Reviewed: The Sister Queens, Isabel and Katherine de Valois by Mary McGrigor


Hardcover Edition Published May 1st, 2016, The History Press, 288 Pages

Two sisters: born nine years apart to a mad French king during the turbulent years of the Hundred Years War, the bitter series of conflicts that set the House of Plantagenet against the House of Valois. Catherine de Valois, the beautiful young bride of Henry V, conducted a passionate love affair with the young Owain Tudor, with whom she was to found the entire Tudor dynasty.

Her sister Isabella was married aged seven to Richard II, subsequently fled England following his murder, only to find her country fatally divided. This is a gripping tale of love, exile, and conflict in a time when even royal women had to fight for survival.

In some ways, this book was good, as an interesting account of the lives and times of two of the daughters of King Charles VI of France, Katherine de Valois and her far less famous sister, Isabella.
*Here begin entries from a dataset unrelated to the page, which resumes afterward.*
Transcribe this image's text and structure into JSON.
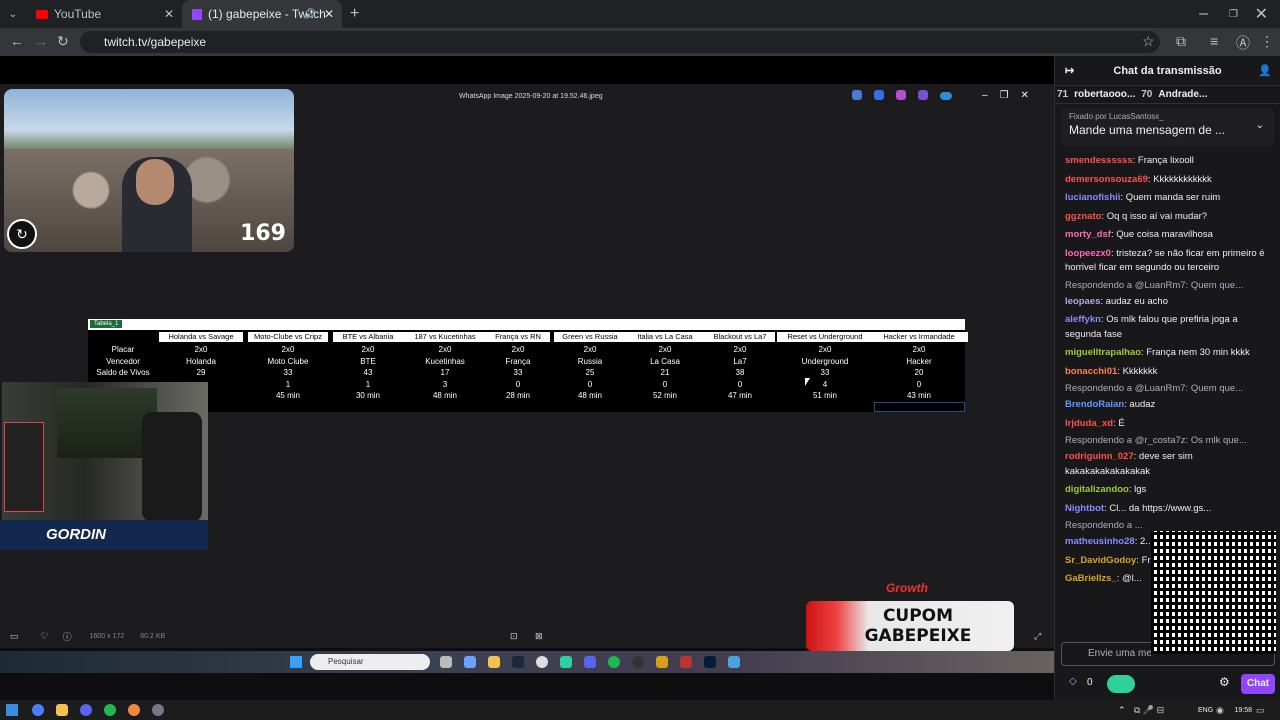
{
  "browser": {
    "tabs": [
      {
        "label": "YouTube"
      },
      {
        "label": "(1) gabepeixe - Twitch"
      }
    ],
    "url": "twitch.tv/gabepeixe"
  },
  "viewer": {
    "title": "WhatsApp Image 2025-09-20 at 19.52.46.jpeg",
    "status_dims": "1600 x 172",
    "status_size": "60.2 KB"
  },
  "overlay": {
    "counter": "169",
    "streamer_tag": "GORDIN",
    "coupon_brand": "Growth",
    "coupon_line1": "CUPOM",
    "coupon_line2": "GABEPEIXE"
  },
  "sheet": {
    "tab": "Tabela_1",
    "row_labels": [
      "Placar",
      "Vencedor",
      "Saldo de Vivos"
    ],
    "columns": [
      {
        "header": "Holanda vs Savage",
        "placar": "2x0",
        "vencedor": "Holanda",
        "saldo": "29",
        "r4": "",
        "tempo": ""
      },
      {
        "header": "Moto-Clube vs Cripz",
        "placar": "2x0",
        "vencedor": "Moto Clube",
        "saldo": "33",
        "r4": "1",
        "tempo": "45 min"
      },
      {
        "header": "BTE vs Albania",
        "placar": "2x0",
        "vencedor": "BTE",
        "saldo": "43",
        "r4": "1",
        "tempo": "30 min"
      },
      {
        "header": "187 vs Kucetinhas",
        "placar": "2x0",
        "vencedor": "Kucetinhas",
        "saldo": "17",
        "r4": "3",
        "tempo": "48 min"
      },
      {
        "header": "França vs RN",
        "placar": "2x0",
        "vencedor": "França",
        "saldo": "33",
        "r4": "0",
        "tempo": "28 min"
      },
      {
        "header": "Green vs Russia",
        "placar": "2x0",
        "vencedor": "Russia",
        "saldo": "25",
        "r4": "0",
        "tempo": "48 min"
      },
      {
        "header": "Italia vs La Casa",
        "placar": "2x0",
        "vencedor": "La Casa",
        "saldo": "21",
        "r4": "0",
        "tempo": "52 min"
      },
      {
        "header": "Blackout vs La7",
        "placar": "2x0",
        "vencedor": "La7",
        "saldo": "38",
        "r4": "0",
        "tempo": "47 min"
      },
      {
        "header": "Reset vs Underground",
        "placar": "2x0",
        "vencedor": "Underground",
        "saldo": "33",
        "r4": "4",
        "tempo": "51 min"
      },
      {
        "header": "Hacker vs Irmandade",
        "placar": "2x0",
        "vencedor": "Hacker",
        "saldo": "20",
        "r4": "0",
        "tempo": "43 min"
      }
    ]
  },
  "chat": {
    "title": "Chat da transmissão",
    "leaders": [
      {
        "rank": "71",
        "name": "robertaooo..."
      },
      {
        "rank": "70",
        "name": "Andrade..."
      }
    ],
    "pinned_by": "Fixado por LucasSantosx_",
    "pinned_text": "Mande uma mensagem de ...",
    "messages": [
      {
        "user": "smendessssss",
        "text": "França lixooll",
        "color": "#ff4f4f"
      },
      {
        "user": "demersonsouza69",
        "text": "Kkkkkkkkkkkk",
        "color": "#ff4f4f"
      },
      {
        "user": "lucianofishii",
        "text": "Quem manda ser ruim",
        "color": "#8a8aff"
      },
      {
        "user": "ggznato",
        "text": "Oq q isso aí vai mudar?",
        "color": "#ff4f4f"
      },
      {
        "user": "morty_dsf",
        "text": "Que coisa maravilhosa",
        "color": "#ff69b4"
      },
      {
        "user": "loopeezx0",
        "text": "tristeza? se não ficar em primeiro é horrivel ficar em segundo ou terceiro",
        "color": "#ff69b4"
      },
      {
        "reply": "Respondendo a @LuanRm7: Quem que..."
      },
      {
        "user": "leopaes",
        "text": "audaz eu acho",
        "color": "#b9a3e3"
      },
      {
        "user": "aleffykn",
        "text": "Os mlk falou que prefiria joga a segunda fase",
        "color": "#8a8aff"
      },
      {
        "user": "miguelltrapalhao",
        "text": "França nem 30 min kkkk",
        "color": "#9acd32"
      },
      {
        "user": "bonacchi01",
        "text": "Kkkkkkk",
        "color": "#ff7f50"
      },
      {
        "reply": "Respondendo a @LuanRm7: Quem que..."
      },
      {
        "user": "BrendoRaian",
        "text": "audaz",
        "color": "#5c9bff"
      },
      {
        "user": "lrjduda_xd",
        "text": "É",
        "color": "#ff4f4f"
      },
      {
        "reply": "Respondendo a @r_costa7z: Os mlk que..."
      },
      {
        "user": "rodriguinn_027",
        "text": "deve ser sim kakakakakakakakak",
        "color": "#ff4f4f"
      },
      {
        "user": "digitalizandoo",
        "text": "lgs",
        "color": "#9acd32"
      },
      {
        "user": "Nightbot",
        "text": "Cl... da https://www.gs...",
        "color": "#8a8aff"
      },
      {
        "reply": "Respondendo a ..."
      },
      {
        "user": "matheusinho28",
        "text": "2...",
        "color": "#8a8aff"
      },
      {
        "user": "Sr_DavidGodoy",
        "text": "Fr...",
        "color": "#daa520"
      },
      {
        "user": "GaBriellzs_",
        "text": "@l...",
        "color": "#daa520"
      }
    ],
    "input_placeholder": "Envie uma me",
    "points": "0",
    "chat_button": "Chat"
  },
  "taskbar": {
    "search": "Pesquisar",
    "lang": "ENG",
    "time": "19:58"
  }
}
Both were Queens of England, Katherine, of course, was the wife of Henry V of England and mother of Henry VI, and Isabella was briefly married to Richard II at the age of 12. 

The poems composed by French Charles of Orleans at the time of his imprisonment in England and some of the details about Henry V’s relationship with the King of Scotland really interested me. 
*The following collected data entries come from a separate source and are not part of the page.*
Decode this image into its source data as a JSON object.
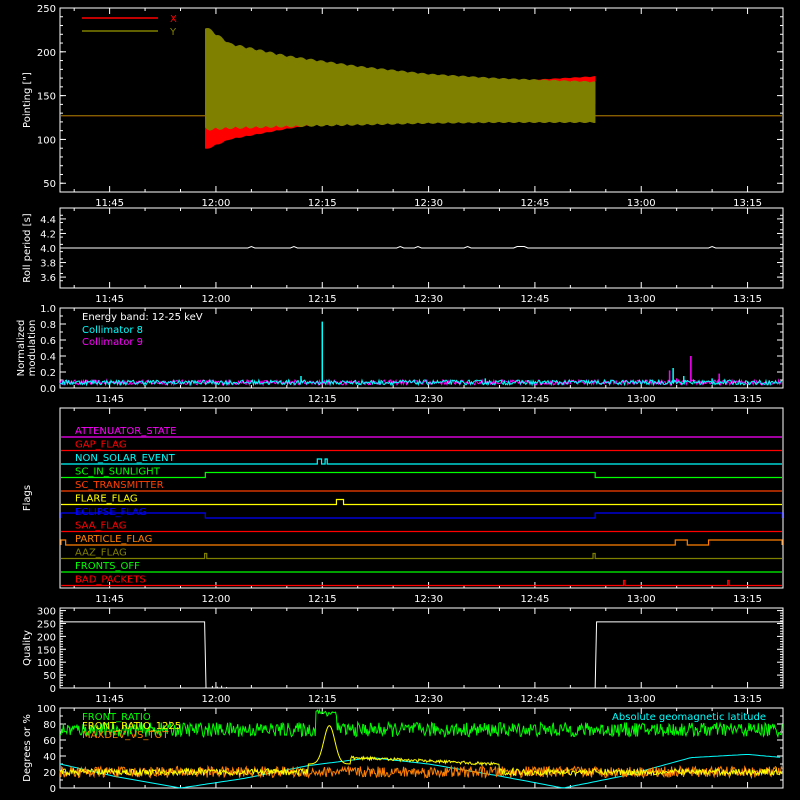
{
  "chart_data": [
    {
      "type": "line",
      "ylabel": "Pointing [\"]",
      "ylim": [
        40,
        250
      ],
      "yticks": [
        50,
        100,
        150,
        200,
        250
      ],
      "xlim": [
        38,
        140
      ],
      "xtick_minutes": [
        45,
        60,
        75,
        90,
        105,
        120,
        135
      ],
      "xtick_labels": [
        "11:45",
        "12:00",
        "12:15",
        "12:30",
        "12:45",
        "13:00",
        "13:15"
      ],
      "legend": [
        {
          "name": "X",
          "color": "#ff0000"
        },
        {
          "name": "Y",
          "color": "#808000"
        }
      ],
      "series": [
        {
          "name": "X",
          "color": "#ff0000",
          "x_start": 58.5,
          "x_end": 113.5,
          "flat_value": 127,
          "band_upper": [
            [
              58.5,
              145
            ],
            [
              62,
              143
            ],
            [
              70,
              145
            ],
            [
              80,
              152
            ],
            [
              90,
              160
            ],
            [
              100,
              166
            ],
            [
              113.5,
              172
            ]
          ],
          "band_lower": [
            [
              58.5,
              88
            ],
            [
              62,
              100
            ],
            [
              70,
              112
            ],
            [
              80,
              124
            ],
            [
              90,
              130
            ],
            [
              100,
              136
            ],
            [
              113.5,
              140
            ]
          ]
        },
        {
          "name": "Y",
          "color": "#808000",
          "x_start": 58.5,
          "x_end": 113.5,
          "flat_value": 127,
          "band_upper": [
            [
              58.5,
              230
            ],
            [
              62,
              210
            ],
            [
              70,
              196
            ],
            [
              80,
              184
            ],
            [
              90,
              175
            ],
            [
              100,
              170
            ],
            [
              113.5,
              166
            ]
          ],
          "band_lower": [
            [
              58.5,
              110
            ],
            [
              62,
              112
            ],
            [
              70,
              114
            ],
            [
              80,
              116
            ],
            [
              90,
              118
            ],
            [
              100,
              119
            ],
            [
              113.5,
              119
            ]
          ]
        }
      ]
    },
    {
      "type": "line",
      "ylabel": "Roll period [s]",
      "ylim": [
        3.45,
        4.55
      ],
      "yticks": [
        3.6,
        3.8,
        4.0,
        4.2,
        4.4
      ],
      "ytick_labels": [
        "3.6",
        "3.8",
        "4.0",
        "4.2",
        "4.4"
      ],
      "xlim": [
        38,
        140
      ],
      "xtick_labels": [
        "11:45",
        "12:00",
        "12:15",
        "12:30",
        "12:45",
        "13:00",
        "13:15"
      ],
      "series": [
        {
          "name": "Roll period",
          "color": "#ffffff",
          "value": 4.0
        }
      ]
    },
    {
      "type": "line",
      "ylabel": "Normalized modulation",
      "ylim": [
        0,
        1.0
      ],
      "yticks": [
        0,
        0.2,
        0.4,
        0.6,
        0.8,
        1.0
      ],
      "ytick_labels": [
        "0.0",
        "0.2",
        "0.4",
        "0.6",
        "0.8",
        "1.0"
      ],
      "xlim": [
        38,
        140
      ],
      "xtick_labels": [
        "11:45",
        "12:00",
        "12:15",
        "12:30",
        "12:45",
        "13:00",
        "13:15"
      ],
      "annotation": "Energy band: 12-25 keV",
      "series": [
        {
          "name": "Collimator 8",
          "color": "#00ffff",
          "baseline": 0.07,
          "spikes": [
            [
              75,
              0.83
            ],
            [
              72,
              0.15
            ],
            [
              98,
              0.12
            ],
            [
              124.5,
              0.25
            ],
            [
              126,
              0.15
            ],
            [
              130,
              0.12
            ]
          ]
        },
        {
          "name": "Collimator 9",
          "color": "#ff00ff",
          "baseline": 0.07,
          "spikes": [
            [
              124,
              0.22
            ],
            [
              127,
              0.4
            ],
            [
              131,
              0.18
            ],
            [
              125,
              0.12
            ]
          ]
        }
      ]
    },
    {
      "type": "line",
      "ylabel": "Flags",
      "xlim": [
        38,
        140
      ],
      "xtick_labels": [
        "11:45",
        "12:00",
        "12:15",
        "12:30",
        "12:45",
        "13:00",
        "13:15"
      ],
      "flags": [
        {
          "label": "ATTENUATOR_STATE",
          "color": "#ff00ff",
          "steps": []
        },
        {
          "label": "GAP_FLAG",
          "color": "#ff0000",
          "steps": []
        },
        {
          "label": "NON_SOLAR_EVENT",
          "color": "#00ffff",
          "steps": [
            [
              74.3,
              74.9
            ],
            [
              75.4,
              75.7
            ]
          ]
        },
        {
          "label": "SC_IN_SUNLIGHT",
          "color": "#00ff00",
          "steps": [
            [
              58.5,
              113.5
            ]
          ]
        },
        {
          "label": "SC_TRANSMITTER",
          "color": "#ff4000",
          "steps": []
        },
        {
          "label": "FLARE_FLAG",
          "color": "#ffff00",
          "steps": [
            [
              77.0,
              78.0
            ]
          ]
        },
        {
          "label": "ECLIPSE_FLAG",
          "color": "#0000ff",
          "steps": [
            [
              38,
              58.5
            ],
            [
              113.5,
              140
            ]
          ]
        },
        {
          "label": "SAA_FLAG",
          "color": "#ff0000",
          "steps": []
        },
        {
          "label": "PARTICLE_FLAG",
          "color": "#ff8000",
          "steps": [
            [
              38,
              38.8
            ],
            [
              124.8,
              126.5
            ],
            [
              129.5,
              140
            ]
          ]
        },
        {
          "label": "AAZ_FLAG",
          "color": "#808000",
          "steps": [
            [
              58.4,
              58.7
            ],
            [
              113.2,
              113.5
            ]
          ]
        },
        {
          "label": "FRONTS_OFF",
          "color": "#00ff00",
          "steps": []
        },
        {
          "label": "BAD_PACKETS",
          "color": "#ff0000",
          "steps": [
            [
              117.5,
              117.7
            ],
            [
              132.2,
              132.4
            ]
          ]
        }
      ]
    },
    {
      "type": "line",
      "ylabel": "Quality",
      "ylim": [
        0,
        310
      ],
      "yticks": [
        0,
        50,
        100,
        150,
        200,
        250,
        300
      ],
      "xlim": [
        38,
        140
      ],
      "xtick_labels": [
        "11:45",
        "12:00",
        "12:15",
        "12:30",
        "12:45",
        "13:00",
        "13:15"
      ],
      "series": [
        {
          "name": "Quality",
          "color": "#ffffff",
          "points": [
            [
              38,
              256
            ],
            [
              58.4,
              256
            ],
            [
              58.6,
              0
            ],
            [
              113.5,
              0
            ],
            [
              113.7,
              256
            ],
            [
              140,
              256
            ]
          ]
        }
      ]
    },
    {
      "type": "line",
      "ylabel": "Degrees or %",
      "ylim": [
        0,
        100
      ],
      "yticks": [
        0,
        20,
        40,
        60,
        80,
        100
      ],
      "xlim": [
        38,
        140
      ],
      "legend": [
        {
          "name": "FRONT_RATIO",
          "color": "#00ff00"
        },
        {
          "name": "FRONT_RATIO_1225",
          "color": "#ffff00"
        },
        {
          "name": "MAXDEV_VS_TOT",
          "color": "#ff8000"
        },
        {
          "name": "Absolute geomagnetic latitude",
          "color": "#00ffff"
        }
      ],
      "series": [
        {
          "name": "FRONT_RATIO",
          "color": "#00ff00",
          "mean": 73,
          "noise": 9
        },
        {
          "name": "FRONT_RATIO_1225",
          "color": "#ffff00",
          "bump_center": 76,
          "bump_peak": 78
        },
        {
          "name": "MAXDEV_VS_TOT",
          "color": "#ff8000",
          "mean": 20,
          "noise": 7
        },
        {
          "name": "Absolute geomagnetic latitude",
          "color": "#00ffff",
          "points": [
            [
              38,
              30
            ],
            [
              46,
              14
            ],
            [
              55,
              0
            ],
            [
              64,
              12
            ],
            [
              73,
              28
            ],
            [
              82,
              38
            ],
            [
              90,
              30
            ],
            [
              100,
              15
            ],
            [
              109,
              0
            ],
            [
              118,
              16
            ],
            [
              127,
              38
            ],
            [
              135,
              42
            ],
            [
              140,
              38
            ]
          ]
        }
      ]
    }
  ]
}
However, as other reviewers have pointed out, the number of errors and mistakes in the book was a real let down. Some have estimated that up to one-third of the dates are wrong, and there are some glaring errors. In one place Edward of Norwich Duke of York was called the Uncle of Henry V (they were in fact cousins), and John of Gaunt and Henry IV were described as ‘brothers’. They were father and son. 
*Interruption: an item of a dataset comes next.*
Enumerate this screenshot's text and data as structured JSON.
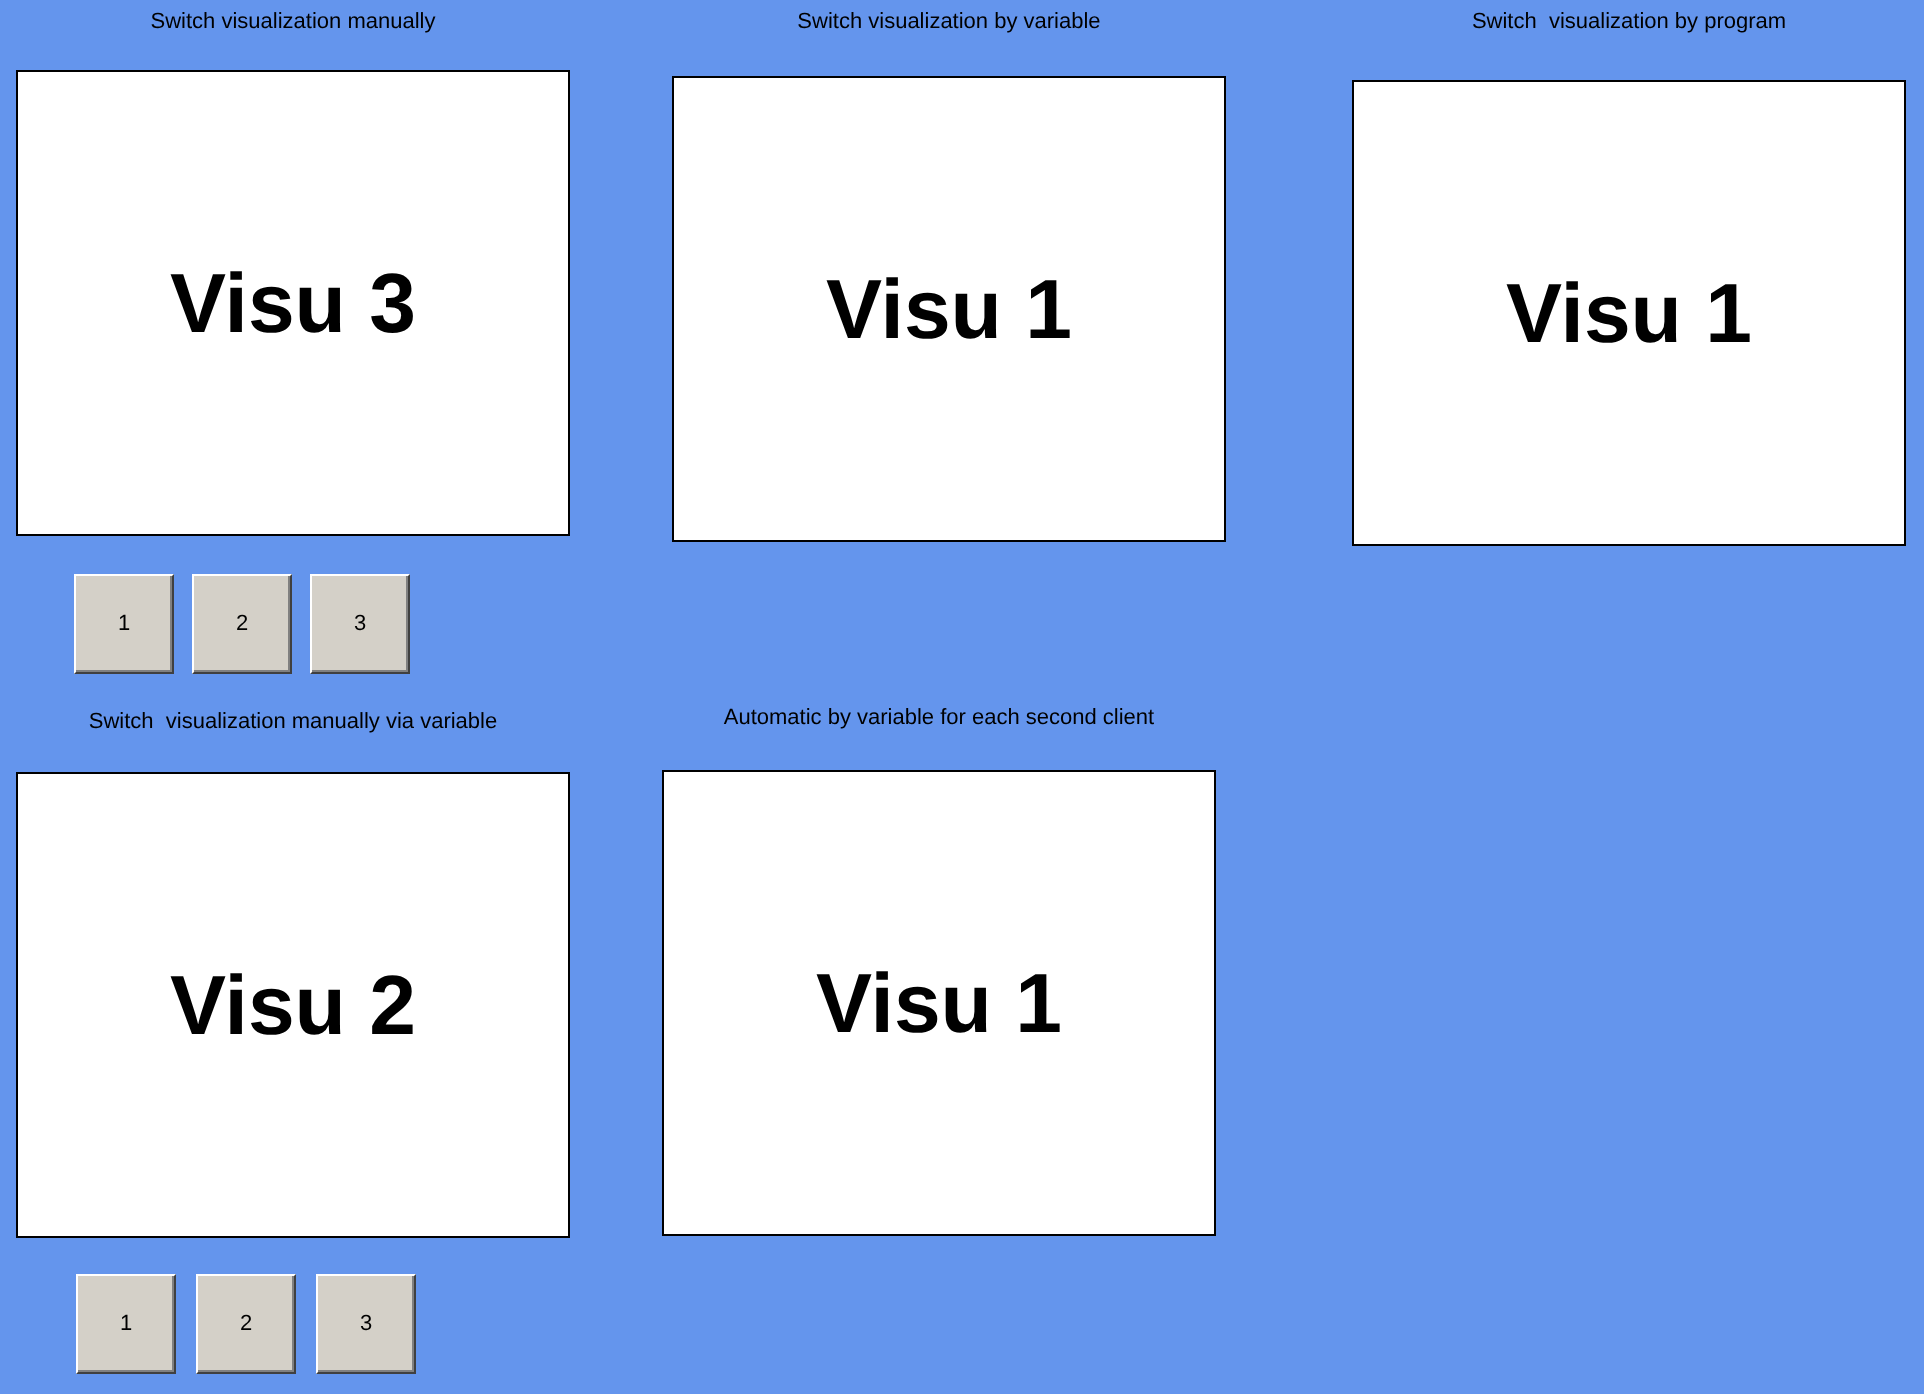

Also, I sometimes found writing style and tone of the book disagreeable, rather gossipy and making assumptions about what historical characters thought and felt. In some places, it almost read as if it was aimed at teenagers.  It’s a shame, as there are few books specifically related to this subject, that this one proved such a disapppintment.

Thanks to The History Press for giving me a copy of this book to read and review. I was not required to write a positive review, and these opinions are my own.